I'm trying to understand how Atlas is working. I know that there is no hook for HDFS in Atlas (yet!?). I understood that all metadata is stored by the Atlas service in HBase and Solr. So if the HDFS hook is implemented, does it mean that all the metadata for all the files stored in HDFS will be stored in HBase too, and not alongside the file in HDFS? If so, I fail to understand how this can scale: the HDFS Ranger plugin wil need to retrieve metadata from (the remote service) Atlas for every file access!
I feel I'm missing something here... Could you please explain this use case to me?
Atlas uses TitanDB (JanusGraph in 1.0) as its underlying database. This supports many different back ends.
Table names: Prior to v1, atlas_titan. For v1 it is atlas_janus.
You are right in noting that in Hadoop ecosystem, HBase for data storage with Solr for index storage.

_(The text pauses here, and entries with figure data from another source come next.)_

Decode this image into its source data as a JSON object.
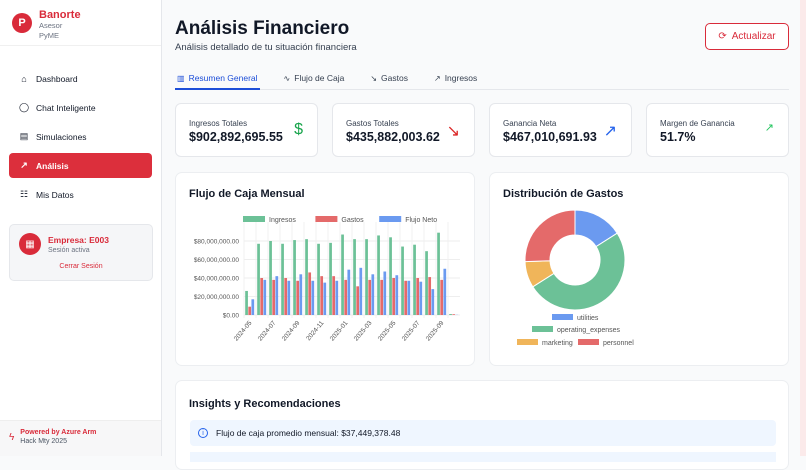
{
  "sidebar": {
    "brand": "Banorte",
    "sub1": "Asesor",
    "sub2": "PyME",
    "items": [
      {
        "label": "Dashboard",
        "icon": "home-icon"
      },
      {
        "label": "Chat Inteligente",
        "icon": "chat-icon"
      },
      {
        "label": "Simulaciones",
        "icon": "calculator-icon"
      },
      {
        "label": "Análisis",
        "icon": "trending-up-icon"
      },
      {
        "label": "Mis Datos",
        "icon": "database-icon"
      }
    ],
    "active": "Análisis",
    "company": "Empresa: E003",
    "session": "Sesión activa",
    "logout": "Cerrar Sesión",
    "powered": "Powered by Azure Arm",
    "event": "Hack Mty 2025"
  },
  "header": {
    "title": "Análisis Financiero",
    "subtitle": "Análisis detallado de tu situación financiera",
    "refresh": "Actualizar"
  },
  "tabs": [
    {
      "label": "Resumen General",
      "active": true
    },
    {
      "label": "Flujo de Caja"
    },
    {
      "label": "Gastos"
    },
    {
      "label": "Ingresos"
    }
  ],
  "cards": [
    {
      "label": "Ingresos Totales",
      "value": "$902,892,695.55",
      "icon": "dollar-icon",
      "color": "#16a34a"
    },
    {
      "label": "Gastos Totales",
      "value": "$435,882,003.62",
      "icon": "trending-down-icon",
      "color": "#dc2626"
    },
    {
      "label": "Ganancia Neta",
      "value": "$467,010,691.93",
      "icon": "trending-up-icon",
      "color": "#2563eb"
    },
    {
      "label": "Margen de Ganancia",
      "value": "51.7%",
      "icon": "trending-up-icon",
      "color": "#22c55e"
    }
  ],
  "panels": {
    "cashflow": "Flujo de Caja Mensual",
    "expenses": "Distribución de Gastos",
    "insights": "Insights y Recomendaciones"
  },
  "insights": [
    "Flujo de caja promedio mensual: $37,449,378.48"
  ],
  "chart_data": [
    {
      "type": "bar",
      "title": "Flujo de Caja Mensual",
      "categories": [
        "2024-05",
        "2024-06",
        "2024-07",
        "2024-08",
        "2024-09",
        "2024-10",
        "2024-11",
        "2024-12",
        "2025-01",
        "2025-02",
        "2025-03",
        "2025-04",
        "2025-05",
        "2025-06",
        "2025-07",
        "2025-08",
        "2025-09",
        "2025-10"
      ],
      "tick_labels": [
        "2024-05",
        "2024-07",
        "2024-09",
        "2024-11",
        "2025-01",
        "2025-03",
        "2025-05",
        "2025-07",
        "2025-09"
      ],
      "yticks": [
        "$0.00",
        "$20,000,000.00",
        "$40,000,000.00",
        "$60,000,000.00",
        "$80,000,000.00"
      ],
      "ylim": [
        0,
        90000000
      ],
      "grid": true,
      "legend": "top",
      "series": [
        {
          "name": "Ingresos",
          "color": "#6cc197",
          "values": [
            26000000,
            77000000,
            80000000,
            77000000,
            81000000,
            82000000,
            77000000,
            78000000,
            87000000,
            82000000,
            82000000,
            86000000,
            84000000,
            74000000,
            76000000,
            69000000,
            89000000,
            1000000
          ]
        },
        {
          "name": "Gastos",
          "color": "#e46a6a",
          "values": [
            9000000,
            40000000,
            38000000,
            40000000,
            37000000,
            46000000,
            42000000,
            42000000,
            38000000,
            31000000,
            38000000,
            38000000,
            40000000,
            37000000,
            40000000,
            41000000,
            38000000,
            800000
          ]
        },
        {
          "name": "Flujo Neto",
          "color": "#6b9af0",
          "values": [
            17000000,
            38000000,
            42000000,
            37000000,
            44000000,
            37000000,
            35000000,
            37000000,
            49000000,
            51000000,
            44000000,
            47000000,
            43000000,
            37000000,
            36000000,
            28000000,
            50000000,
            200000
          ]
        }
      ]
    },
    {
      "type": "pie",
      "title": "Distribución de Gastos",
      "legend": "bottom",
      "slices": [
        {
          "name": "utilities",
          "value": 16,
          "color": "#6b9af0"
        },
        {
          "name": "operating_expenses",
          "value": 50,
          "color": "#6cc197"
        },
        {
          "name": "marketing",
          "value": 8.5,
          "color": "#f0b55a"
        },
        {
          "name": "personnel",
          "value": 25.5,
          "color": "#e46a6a"
        }
      ]
    }
  ]
}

HDFS hook is tricky from many aspects. Most importantly volume of data that can potentially be generated by HDFS hook.
Note that Atlas does not store data. In case of HDFS hook, the meta information will be stored. Like directory/file name, size, creation date, so on. Please take a look at models defined here.
Scalability is indeed something that needs to be addressed before this can be usable. I have few ideas on this, but don't have concrete implementation.